It is, however, not under Apache license. So you can use… What does it mean? Well, essentially, the license they’re using, if you do changes to the model, it’s a Creative Commons.

So the stable large language model is under Creative Commons license 4.0. Essentially, it allows modifications and allows redistribution. However, if you do modifications, you actually have to publish those under the same license, which might be turning off a few, right? Now, we saw the meta model was very hard.

So we had to do a lot of work to actually commercialize, right? And I don’t think that this is changing anytime soon. But everybody is trying to move fast. And now even so fast that even now, Mr.

Musk found a use for his x.ai domain. Finally, I still don’t know what it really does, but I think he just published something, right? Well, with Musk, you never know what he really does. He is a meme generator, right?

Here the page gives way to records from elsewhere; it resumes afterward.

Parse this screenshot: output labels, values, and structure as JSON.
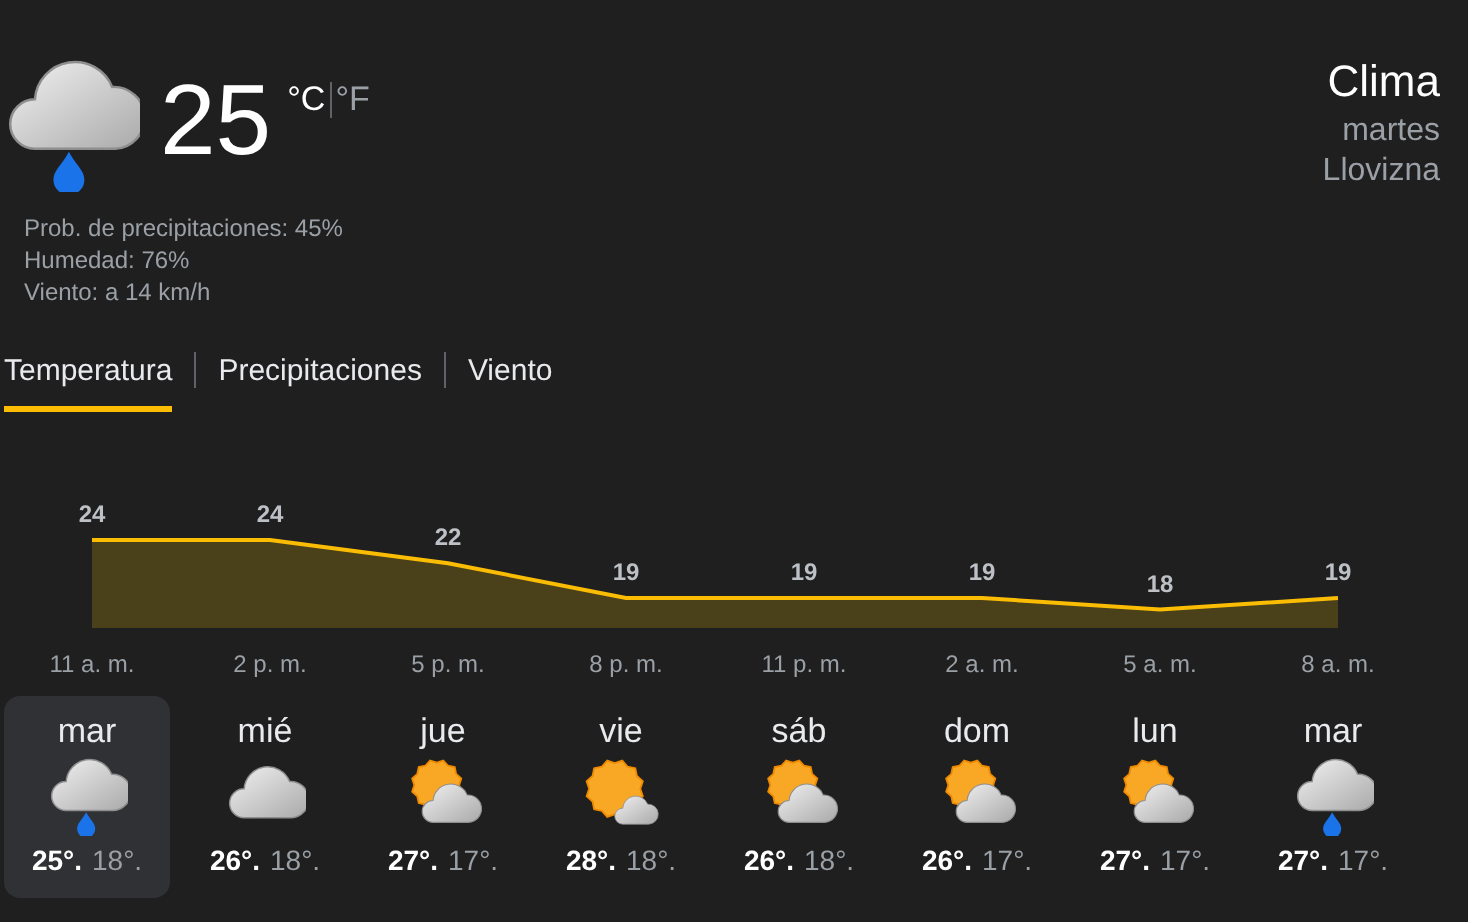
{
  "current": {
    "kind": "rain",
    "temperature": "25",
    "units": [
      {
        "label": "°C",
        "selected": true
      },
      {
        "label": "°F",
        "selected": false
      }
    ],
    "details": [
      "Prob. de precipitaciones: 45%",
      "Humedad: 76%",
      "Viento: a 14 km/h"
    ]
  },
  "header": {
    "title": "Clima",
    "day": "martes",
    "condition": "Llovizna"
  },
  "tabs": [
    {
      "label": "Temperatura",
      "selected": true
    },
    {
      "label": "Precipitaciones",
      "selected": false
    },
    {
      "label": "Viento",
      "selected": false
    }
  ],
  "chart_data": {
    "type": "area",
    "categories": [
      "11 a. m.",
      "2 p. m.",
      "5 p. m.",
      "8 p. m.",
      "11 p. m.",
      "2 a. m.",
      "5 a. m.",
      "8 a. m."
    ],
    "series": [
      {
        "color": "#fbbc04",
        "values": [
          24,
          24,
          22,
          19,
          19,
          19,
          18,
          19
        ]
      }
    ],
    "data_labels": true
  },
  "days": [
    {
      "name": "mar",
      "kind": "rain",
      "high": "25°.",
      "low": "18°.",
      "selected": true
    },
    {
      "name": "mié",
      "kind": "cloudy",
      "high": "26°.",
      "low": "18°.",
      "selected": false
    },
    {
      "name": "jue",
      "kind": "partly_sunny",
      "high": "27°.",
      "low": "17°.",
      "selected": false
    },
    {
      "name": "vie",
      "kind": "mostly_sunny",
      "high": "28°.",
      "low": "18°.",
      "selected": false
    },
    {
      "name": "sáb",
      "kind": "partly_sunny",
      "high": "26°.",
      "low": "18°.",
      "selected": false
    },
    {
      "name": "dom",
      "kind": "partly_sunny",
      "high": "26°.",
      "low": "17°.",
      "selected": false
    },
    {
      "name": "lun",
      "kind": "partly_sunny",
      "high": "27°.",
      "low": "17°.",
      "selected": false
    },
    {
      "name": "mar",
      "kind": "rain",
      "high": "27°.",
      "low": "17°.",
      "selected": false
    }
  ]
}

So he found this amazing x.ai. And now he says, oh, I want to do an LLM as well. And shortly after he said, LLM is going to kill all of us and it’s going to be terrible. And we should pull on the brakes because I’m actually just investing in x.ai because truth, truth.

AI is his new thing. Yeah. What is more relevant is probably that AWS as a kind of open model. I think that’s a very interesting one.

Yes, absolutely. It looks like a little bit more like the OpenAI service Azure. Yeah. Not surprising.

But it’s not open source if I got it right. You still have to use it with AWS. You can’t get into all the details for fine tuning and everything. Oh, it’s actually in a connector.

It is like it puts all the different services together. So it is the end for any startup who kind of like dreamt about doing private cloud service for bring your own data. We train your own model in a secure setting. It’s very much expected that Google will have something soon.

I bet. I don’t know. Obviously that those three different like big cloud providers are offering a service to train, to bring it in, to connect, maybe to have a app store, something like that. But then I think, so these were a few things we saw and we would expect something like that to happen.

I mean, we saw Dolly from Databricks coming up. People want to try at least the large platforms that every application when it comes to LLM and obviously also vision or AI image generation happens on that platform more. And they want to ensure that this is the case and not that they use a different one. So apparently a lot has happened this week.

This was just a summary, but we can very likely do this every week. And because everybody’s talking about larger models, more parameters. We came from, I think BERT has kind of 300 million, then 2 billion for GPT-2. And now we’re at 1 trillion for GPT-4.

But is that really the challenge? Just scaling these models in terms of parameters? The parameters are very, very important. So all the new and interesting models, there are a lot of models out there.

NLP is a thing which exists like natural language processing. It’s a thing which exists for once in a while. But only the modern transformer architecture. Actually has changed the game.

And a huge part of this change is actually what we call attention modeling. Because how do you keep information? So the listener might now remember that you said every week there will be more models coming out. You just said it a second ago.

And you as a listener, you kept that information in the background of your mind. And that is because you have an attention span. And we didn’t have computers with attention span. So the model.

Models with tokens give us a longer and longer attention span. If I’m like. The question I always get then is, but why are they not saving it somewhere? This kind of information.

Why is the attention span not infinite with all the data storage we have out there? This is an interesting one because we tried this in the past, right? We had first neural networks, zero attention span. And then we did recurring networks where we kind of had an attention span of one.

Yeah. And then we did LSTMs where we kind of said, actually, this is exactly it. We save it and we make a prediction how much we need to save. Right.

But we cannot save everything and then run over everything again. If I’m, and this is what I tell my students normally. I was born and brought up in Germany. I have a master’s degree from the Technical University of Berlin.

And I speak fluent. German? German. Absolutely.

Now, you remember the word German. German. And you remember the word German. So you don’t remember anything in between.

And whether it’s a master’s degree or bachelor’s degree or who cares, right? This is not so important anymore. Or whether I used half or like a did in between, you probably skip this word totally. So we as humans, we put an attention to each of those words and keep them into our short memory.

And the LSTM is actually short-term, long-term memory. Problem was it didn’t scale. A problem was it didn’t work. So now with transformers, the big thing to change is that we have an attention modeling and those we have on tokens.

And this comes down to now what we see in the market. Every time there’s a new announcement, there is a new announcement on a bigger token number. And essentially, it’s a context window. The more tokens you have, the token length influences how well the model understands the context and how well the token length influences the context.

And so, yeah, I think that’s a big thing to change. And how well, like how far it can go backwards. You don’t want to have it too short. You don’t want to have it too long.

Same thing about understanding text. Same thing, how if you generate text, if you understand text, token length is important. I think the simple question then is, is it input? So how much I can input as text, or is it also the output, how much the model can create as text?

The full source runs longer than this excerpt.